Ferulic acid combined with astragaloside IV protects against vascular endothelial dysfunction in diabetic rats.

Dysfunction of the endothelium is regarded as an important factor in the pathogenesis of vascular disease in diabetes mellitus (DM). Unfortunately, prevention of the progression of vascular complications of DM remains pessimistic. Ferulic acid and astragaloside IV, isolated from traditional Chinese medicine Angelica sinensis and Radix astragali respectively, exhibit potential cardio-protective and anti-hyperglycemic properties. In the present study, we investigated the protective effects and underlying mechanism of ferulic acid and astragaloside IV against vascular endothelial dysfunction in diabetic rats. After the diabetic rat model was established using streptozotocin, sixty rats were divided into 6 groups (control, model, ferulic acid, astragaloside IV, ferulic acid + astragaloside IV, and metformin) and treated for 10 weeks. Blood samples were collected to measure levels of hemoglobin A1c (HbAlc), triglyceride (TG), total cholesterol (TC), low density lipoprotein cholesterol (LDL-C), low density lipoproteins (Ox-LDL), alanine aminotransferase (ALT), aspartate aminotransferase (AST) and creatinine (Cr), nitric oxide (NO) and endothelial nitric oxide synthase (eNOS), and abdominal aorta tissue samples were collected for observing histological morphology changes of endothelium and detecting gene and protein expression of nuclear factor-κB (NF-κB) P65, monocyte chemoattractant protein-1 (MCP-1), and tumor necrosis factor α (TNF-α).

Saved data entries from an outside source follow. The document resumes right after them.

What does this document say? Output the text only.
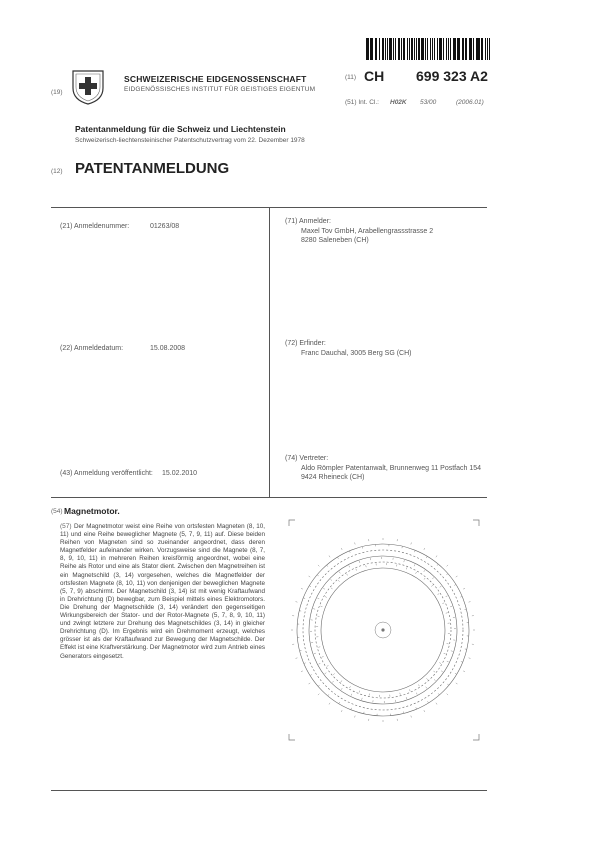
(19)
SCHWEIZERISCHE EIDGENOSSENSCHAFT
EIDGENÖSSISCHES INSTITUT FÜR GEISTIGES EIGENTUM
(11) CH 699 323 A2
(51) Int. Cl.: H02K 53/00	(2006.01)
Patentanmeldung für die Schweiz und Liechtenstein
Schweizerisch-liechtensteinischer Patentschutzvertrag vom 22. Dezember 1978
(12) PATENTANMELDUNG
(21) Anmeldenummer:	01263/08
(22) Anmeldedatum:	15.08.2008
(43) Anmeldung veröffentlicht: 15.02.2010
(71) Anmelder:
Maxel Tov GmbH, Arabellengrassstrasse 2
8280 Saleneben (CH)
(72) Erfinder:
Franc Dauchal, 3005 Berg SG (CH)
(74) Vertreter:
Aldo Römpler Patentanwalt, Brunnenweg 11 Postfach 154
9424 Rheineck (CH)
(54) Magnetmotor.
(57) Der Magnetmotor weist eine Reihe von ortsfesten Magneten (8, 10, 11) und eine Reihe beweglicher Magnete (5, 7, 9, 11) auf. Diese beiden Reihen von Magneten sind so zueinander angeordnet, dass deren Magnetfelder aufeinander wirken. Vorzugsweise sind die Magnete (8, 7, 8, 9, 10, 11) in mehreren Reihen kreisförmig angeordnet, wobei eine Reihe als Rotor und eine als Stator dient. Zwischen den Magnetreihen ist ein Magnetschild (3, 14) vorgesehen, welches die Magnetfelder der ortsfesten Magnete (8, 10, 11) von denjenigen der beweglichen Magnete (5, 7, 9) abschirmt. Der Magnetschild (3, 14) ist mit wenig Kraftaufwand in Drehrichtung (D) bewegbar, zum Beispiel mittels eines Elektromotors. Die Drehung der Magnetschilde (3, 14) verändert den gegenseitigen Wirkungsbereich der Stator- und der Rotor-Magnete (5, 7, 8, 9, 10, 11) und zwingt letztere zur Drehung des Magnetschildes (3, 14) in gleicher Drehrichtung (D). Im Ergebnis wird ein Drehmoment erzeugt, welches grösser ist als der Kraftaufwand zur Bewegung der Magnetschilde. Der Effekt ist eine Kraftverstärkung. Der Magnetmotor wird zum Antrieb eines Generators eingesetzt.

We found that ferulic acid combined with astragaloside IV was capable of improving the structure of the aortic endothelium wall, attenuating the increase of HbAlc, TG, TC, LDL-C and Ox-LDL, promoting the release of NO and eNOS, and inhibiting over-activation of MCP-1, TNF-α, and NF-κB P65, without damage to liver and kidney function. In conclusion, ferulic acid combined with astragaloside IV exhibited significant protective effects against vascular endothelial dysfunction in diabetic rats through the NF-κB pathway involving decrease of Ox-LDL, increase of NO and eNOS, and activation of NF-κB P65, MCP-1 and TNF-α.